Mixed-variable topology optimization for shell-infill structures with adaptive coating thickness

• Published in: Computer aided design Vol. 189; p. 103943
• Main Authors: Gao, Junfeng, Yang, Zihao, Liang, Yuan, Zhang, Yongcun, Liu, Kangjie
• Format: Journal Article
• Language: English
• Published: Elsevier Ltd 01.12.2025
• Subjects: Coated structures; Mixed-variable topology optimization; Non-uniform coating thickness; Shell-infill structures; Coated structures; Shell-infill structures; Mixed-variable topology optimization; Non-uniform coating thickness
• ISSN: 0010-4485
• DOI: 10.1016/j.cad.2025.103943

•A mixed-variable topology optimization method is proposed to design the base topology and adaptive coating thickness of shell-infill structures.•Discrete variable optimization is used to determine the structure's topology with a uniform coating thickness and a clear coating interface in each iteration.•Coating optimization is achieved through density-based topology optimization, incorporating a novel holeless coating constraint via a virtual temperature field.•The method achieves over 10 % mass reduction compared to uniform coating structures and shows effectiveness and scalability in numerical examples, including a large-scale 3D case.
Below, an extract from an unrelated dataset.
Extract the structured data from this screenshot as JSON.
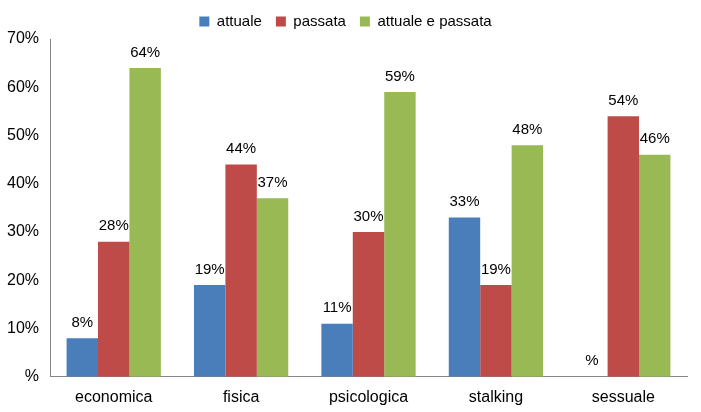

Inspired by natural shell-infill systems with spatially adaptive coating thicknesses (e.g., human femur bones), this paper proposes a mixed-variable topology optimization method for collaboratively designing the base topology and the adaptive coating thickness distribution of shell-infill structures. The optimization framework consists of two coupled levels. At the first level, a discrete-variable topology optimization method is employed to generate a base structure (shell and infill) with uniform coating thickness, effectively eliminating intermediate density elements to ensure a clear material interface for coating identification. At the second level, the coating size optimization is realized through density-based topology optimization combined with a novel holeless coating constraint based on a virtual temperature field. Meanwhile, to ensure manufacturability, a minimum coating thickness constraint is introduced. A density field mapping strategy further couples the two optimization levels, enabling iterative updates of both the base topology and coating thickness distribution. Three numerical examples demonstrate the effectiveness of the proposed method. The shell-infill structure with adaptive coating thickness achieves over 10 % mass reduction. Additionally, the constraints successfully eliminate unmanufacturable holes while preserving thickness continuity. Moreover, a large-scale 3D case validates the capability of the method for handling complex three-dimensional coating problems. The results highlight the potential of the method in designing bio-inspired, high-performance shell-infill structures.